On run, thoughts I remember: my vineyard on Coffee, close to freeway; what I’ve gained since removing myself from wine drinking (much more gain than what I lose by drinking it..); how running is precisely like writing, especially writing college papers, with the intensifying heat of the sun acting like an approaching deadline, and how sometimes your writing ends where it ends, like my outing today. Again, would have loved for 1:20:00, 8 miles, but I closed my piece at seven miles, just over an hour. I ran. And the student, or any writer in any context has to assure themselves, “I. Wrote.”

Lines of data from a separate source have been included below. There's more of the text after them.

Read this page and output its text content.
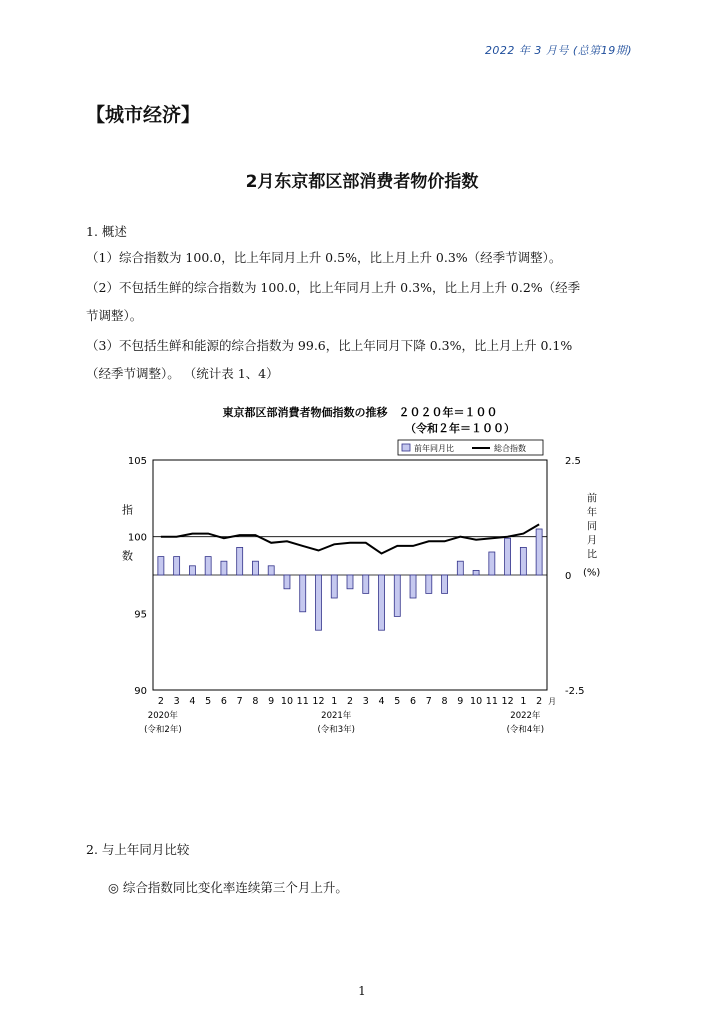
2022 年 3 月号 (总第19期)
【城市经济】
2月东京都区部消费者物价指数
1. 概述
（1）综合指数为 100.0，比上年同月上升 0.5%，比上月上升 0.3%（经季节调整）。
（2）不包括生鲜的综合指数为 100.0，比上年同月上升 0.3%，比上月上升 0.2%（经季
节调整）。
（3）不包括生鲜和能源的综合指数为 99.6，比上年同月下降 0.3%，比上月上升 0.1%
（经季节调整）。 （统计表 1、4）
東京都区部消費者物価指数の推移　２０２０年＝１００
（令和２年＝１００）
105
100
95
90
指
数
2.5
0
-2.5
前
年
同
月
比
(%)
前年同月比	総合指数
2 3 4 5 6 7 8 9 10 11 12 1 2 3 4 5 6 7 8 9 10 11 12 1 2 月
2020年
(令和2年)
2021年
(令和3年)
2022年
(令和4年)
2. 与上年同月比较
◎ 综合指数同比变化率连续第三个月上升。
1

This day, amazing me. In 1A tonight, another movie clip, passing back some older work, and letting them out. Want to swing by Cellars of Sonoma, see my friend Scott about possibly helping him on Weekend nights..
An idea about collaborative writing, serial blogging or contributing to other blogs— from parenting to wine to writing, teaching, whatever.. thinking more outside the box while still cementing a strong certitude and linearity. Not as scattered as I used to be, for sure (or at least that’s the writer’s assurance to himself).

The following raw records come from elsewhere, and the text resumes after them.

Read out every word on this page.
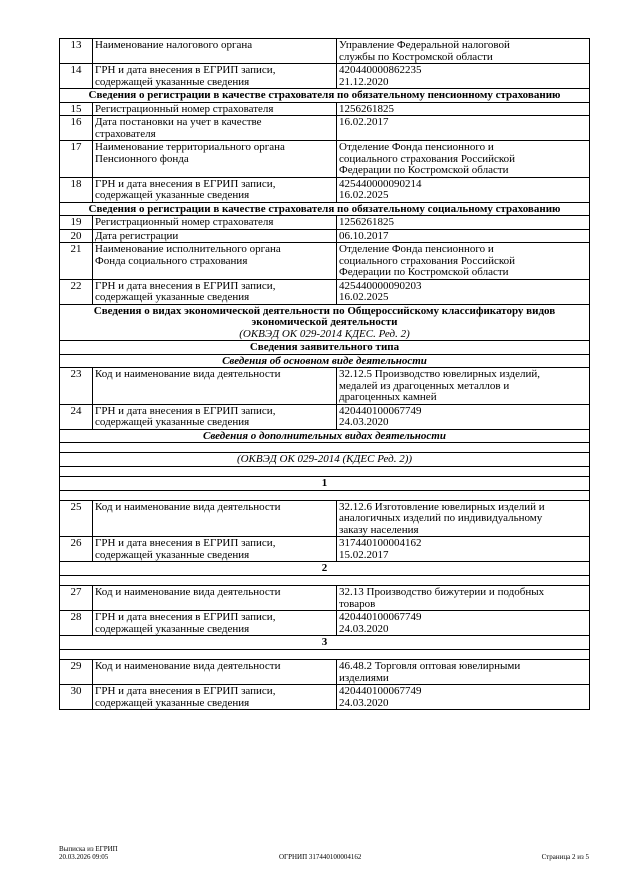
13	Наименование налогового органа	Управление Федеральной налоговой
службы по Костромской области
14	ГРН и дата внесения в ЕГРИП записи,
содержащей указанные сведения	420440000862235
21.12.2020
Сведения о регистрации в качестве страхователя по обязательному пенсионному страхованию		
15	Регистрационный номер страхователя	1256261825
16	Дата постановки на учет в качестве
страхователя	16.02.2017
17	Наименование территориального органа
Пенсионного фонда	Отделение Фонда пенсионного и
социального страхования Российской
Федерации по Костромской области
18	ГРН и дата внесения в ЕГРИП записи,
содержащей указанные сведения	425440000090214
16.02.2025
Сведения о регистрации в качестве страхователя по обязательному социальному страхованию		
19	Регистрационный номер страхователя	1256261825
20	Дата регистрации	06.10.2017
21	Наименование исполнительного органа
Фонда социального страхования	Отделение Фонда пенсионного и
социального страхования Российской
Федерации по Костромской области
22	ГРН и дата внесения в ЕГРИП записи,
содержащей указанные сведения	425440000090203
16.02.2025
Сведения о видах экономической деятельности по Общероссийскому классификатору видов экономической деятельности
(ОКВЭД ОК 029-2014 КДЕС. Ред. 2)		

Сведения заявительного типа		
Сведения об основном виде деятельности		
23	Код и наименование вида деятельности	32.12.5 Производство ювелирных изделий,
медалей из драгоценных металлов и
драгоценных камней
24	ГРН и дата внесения в ЕГРИП записи,
содержащей указанные сведения	420440100067749
24.03.2020
Сведения о дополнительных видах деятельности		

(ОКВЭД ОК 029-2014 (КДЕС Ред. 2))		

1		

25	Код и наименование вида деятельности	32.12.6 Изготовление ювелирных изделий и
аналогичных изделий по индивидуальному
заказу населения
26	ГРН и дата внесения в ЕГРИП записи,
содержащей указанные сведения	317440100004162
15.02.2017
2		

27	Код и наименование вида деятельности	32.13 Производство бижутерии и подобных
товаров
28	ГРН и дата внесения в ЕГРИП записи,
содержащей указанные сведения	420440100067749
24.03.2020
3		

29	Код и наименование вида деятельности	46.48.2 Торговля оптовая ювелирными
изделиями
30	ГРН и дата внесения в ЕГРИП записи,
содержащей указанные сведения	420440100067749
24.03.2020
Выписка из ЕГРИП
20.03.2026 09:05	ОГРНИП 317440100004162	Страница 2 из 5
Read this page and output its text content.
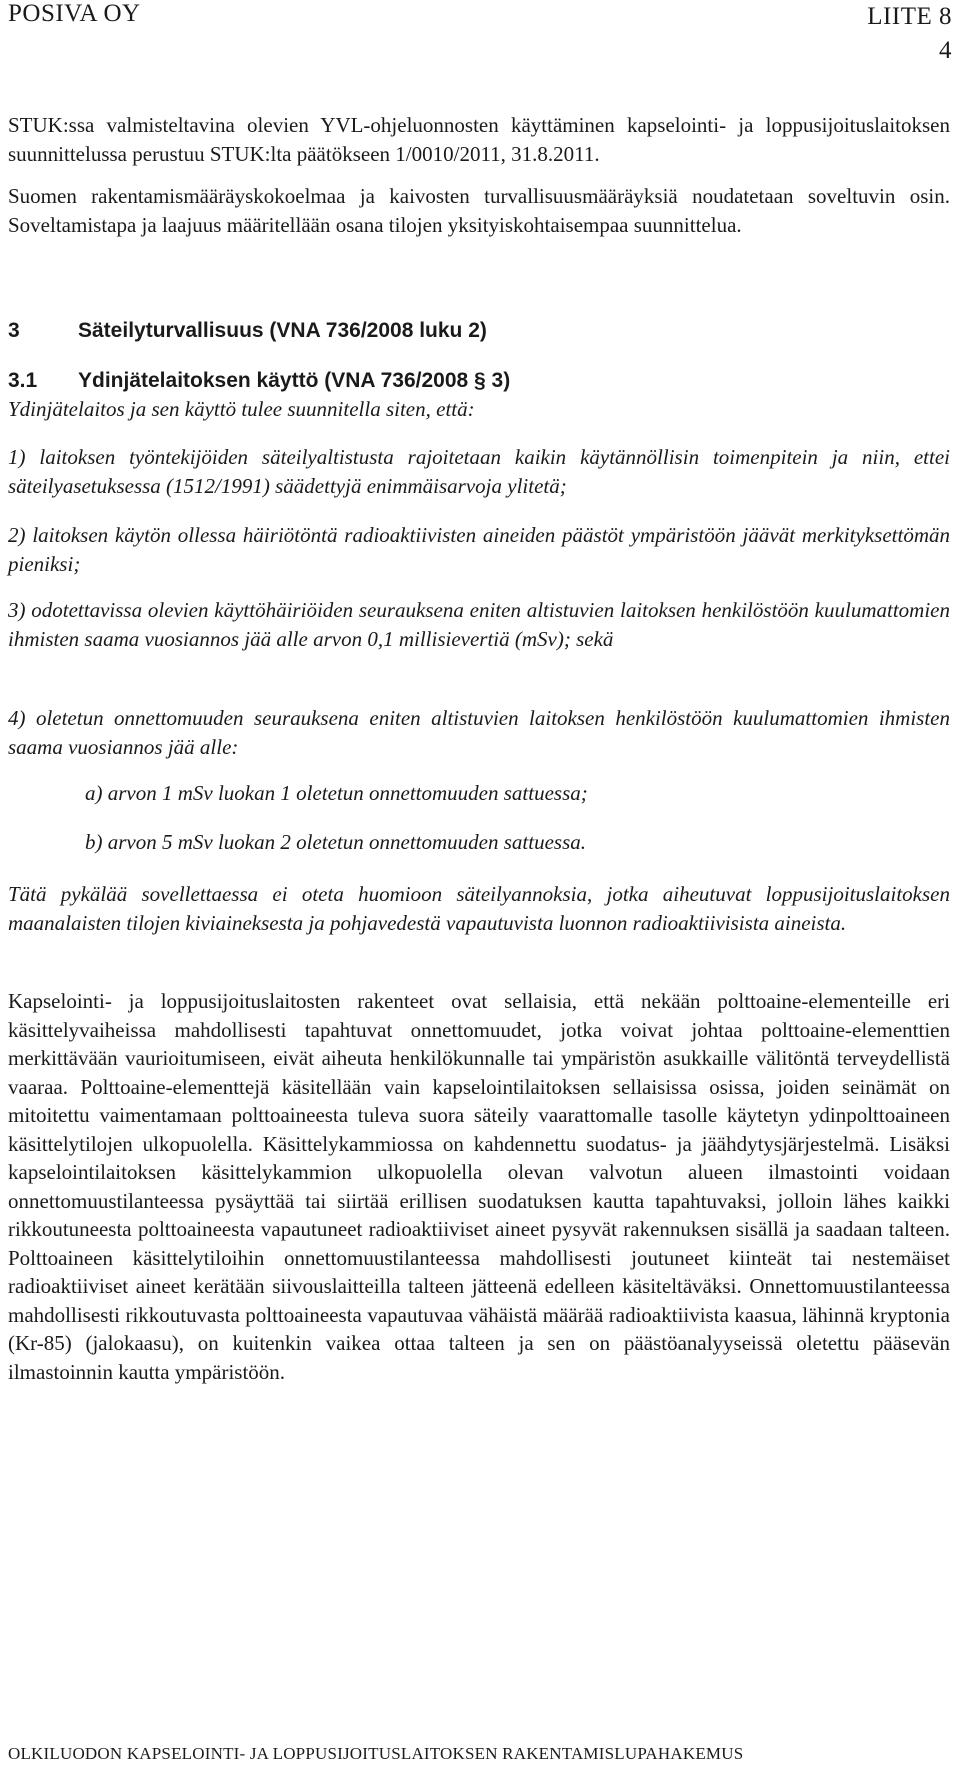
POSIVA OY	LIITE 8
4
STUK:ssa valmisteltavina olevien YVL-ohjeluonnosten käyttäminen kapselointi- ja loppusijoituslaitoksen suunnittelussa perustuu STUK:lta päätökseen 1/0010/2011, 31.8.2011.
Suomen rakentamismääräyskokoelmaa ja kaivosten turvallisuusmääräyksiä noudatetaan soveltuvin osin. Soveltamistapa ja laajuus määritellään osana tilojen yksityiskohtaisempaa suunnittelua.
3	Säteilyturvallisuus (VNA 736/2008 luku 2)
3.1 Ydinjätelaitoksen käyttö (VNA 736/2008 § 3)
Ydinjätelaitos ja sen käyttö tulee suunnitella siten, että:
1) laitoksen työntekijöiden säteilyaltistusta rajoitetaan kaikin käytännöllisin toimenpitein ja niin, ettei säteilyasetuksessa (1512/1991) säädettyjä enimmäisarvoja ylitetä;
2) laitoksen käytön ollessa häiriötöntä radioaktiivisten aineiden päästöt ympäristöön jäävät merkityksettömän pieniksi;
3) odotettavissa olevien käyttöhäiriöiden seurauksena eniten altistuvien laitoksen henkilöstöön kuulumattomien ihmisten saama vuosiannos jää alle arvon 0,1 millisievertiä (mSv); sekä
4) oletetun onnettomuuden seurauksena eniten altistuvien laitoksen henkilöstöön kuulumattomien ihmisten saama vuosiannos jää alle:
a) arvon 1 mSv luokan 1 oletetun onnettomuuden sattuessa;
b) arvon 5 mSv luokan 2 oletetun onnettomuuden sattuessa.
Tätä pykälää sovellettaessa ei oteta huomioon säteilyannoksia, jotka aiheutuvat loppusijoituslaitoksen maanalaisten tilojen kiviaineksesta ja pohjavedestä vapautuvista luonnon radioaktiivisista aineista.
Kapselointi- ja loppusijoituslaitosten rakenteet ovat sellaisia, että nekään polttoaine-elementeille eri käsittelyvaiheissa mahdollisesti tapahtuvat onnettomuudet, jotka voivat johtaa polttoaine-elementtien merkittävään vaurioitumiseen, eivät aiheuta henkilökunnalle tai ympäristön asukkaille välitöntä terveydellistä vaaraa. Polttoaine-elementtejä käsitellään vain kapselointilaitoksen sellaisissa osissa, joiden seinämät on mitoitettu vaimentamaan polttoaineesta tuleva suora säteily vaarattomalle tasolle käytetyn ydinpolttoaineen käsittelytilojen ulkopuolella. Käsittelykammiossa on kahdennettu suodatus- ja jäähdytysjärjestelmä. Lisäksi kapselointilaitoksen käsittelykammion ulkopuolella olevan valvotun alueen ilmastointi voidaan onnettomuustilanteessa pysäyttää tai siirtää erillisen suodatuksen kautta tapahtuvaksi, jolloin lähes kaikki rikkoutuneesta polttoaineesta vapautuneet radioaktiiviset aineet pysyvät rakennuksen sisällä ja saadaan talteen. Polttoaineen käsittelytiloihin onnettomuustilanteessa mahdollisesti joutuneet kiinteät tai nestemäiset radioaktiiviset aineet kerätään siivouslaitteilla talteen jätteenä edelleen käsiteltäväksi. Onnettomuustilanteessa mahdollisesti rikkoutuvasta polttoaineesta vapautuvaa vähäistä määrää radioaktiivista kaasua, lähinnä kryptonia (Kr-85) (jalokaasu), on kuitenkin vaikea ottaa talteen ja sen on päästöanalyyseissä oletettu pääsevän ilmastoinnin kautta ympäristöön.
OLKILUODON KAPSELOINTI- JA LOPPUSIJOITUSLAITOKSEN RAKENTAMISLUPAHAKEMUS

That odd quiet overtakes and encompasses the house. My coffee from earlier, the one I didn’t finish during office hour, in fridge. Feeling a bit slow and fatigued, blobby and stuck— should I go get it, sip and sip strongly, or depend on this intrinsic energy in me?

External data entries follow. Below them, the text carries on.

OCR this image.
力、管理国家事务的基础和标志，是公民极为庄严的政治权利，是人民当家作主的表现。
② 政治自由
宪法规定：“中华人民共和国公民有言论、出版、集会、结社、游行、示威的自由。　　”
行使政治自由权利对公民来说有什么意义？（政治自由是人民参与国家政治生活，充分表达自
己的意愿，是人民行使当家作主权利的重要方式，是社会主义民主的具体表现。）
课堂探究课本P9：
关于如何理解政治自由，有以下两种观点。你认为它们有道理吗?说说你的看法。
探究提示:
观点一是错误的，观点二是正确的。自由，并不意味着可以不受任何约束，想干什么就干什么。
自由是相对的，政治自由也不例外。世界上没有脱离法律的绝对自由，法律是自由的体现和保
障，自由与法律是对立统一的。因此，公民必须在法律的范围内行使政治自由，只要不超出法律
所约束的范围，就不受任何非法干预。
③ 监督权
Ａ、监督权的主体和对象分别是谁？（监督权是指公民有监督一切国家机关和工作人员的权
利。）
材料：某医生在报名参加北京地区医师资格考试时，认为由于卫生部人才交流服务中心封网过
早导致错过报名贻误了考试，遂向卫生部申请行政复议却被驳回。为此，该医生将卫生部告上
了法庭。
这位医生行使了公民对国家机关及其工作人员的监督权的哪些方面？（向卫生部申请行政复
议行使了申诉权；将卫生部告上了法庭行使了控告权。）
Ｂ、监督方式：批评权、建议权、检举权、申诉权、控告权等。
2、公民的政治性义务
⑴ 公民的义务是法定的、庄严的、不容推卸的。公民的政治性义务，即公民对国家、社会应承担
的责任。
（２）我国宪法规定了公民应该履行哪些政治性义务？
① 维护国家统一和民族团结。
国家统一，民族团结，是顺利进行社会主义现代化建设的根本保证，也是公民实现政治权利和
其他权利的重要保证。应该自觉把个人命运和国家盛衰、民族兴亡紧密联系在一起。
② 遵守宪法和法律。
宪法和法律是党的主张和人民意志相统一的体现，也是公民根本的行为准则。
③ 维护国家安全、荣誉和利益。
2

Ugh.. why did I agree to these two classes this semester, so far apart in times? Still have to shower, possibly go all the way to Bennett Valley to get Jack.. I’m just talking from my wavering composure, and it’s painful. I do want that nap, and I do need to stop, just not write, but stop, live, rest, do nothing. Why is that so conundruming for me to execute?
Just going to lay down. Not sleep, but lay down. May have a beer tonight, but haven’t thought about it enough. Tomorrow morning I’m hoping to rise at 4:!5.. not to run, but write. Maybe run a little. It’s not hot at that hour, at all. If you need know, this morning when I left, aroud 6:20, it was perfect running temp. So why not?— Okay then, no beer, no wine. Early bed, eat light, run in morrow.
Should go check on the little beat, see how she sleeps, then see what I’m to next do. Coffee? The couch? Write more?
Mikey-a-Mess, what I call myself when in such states.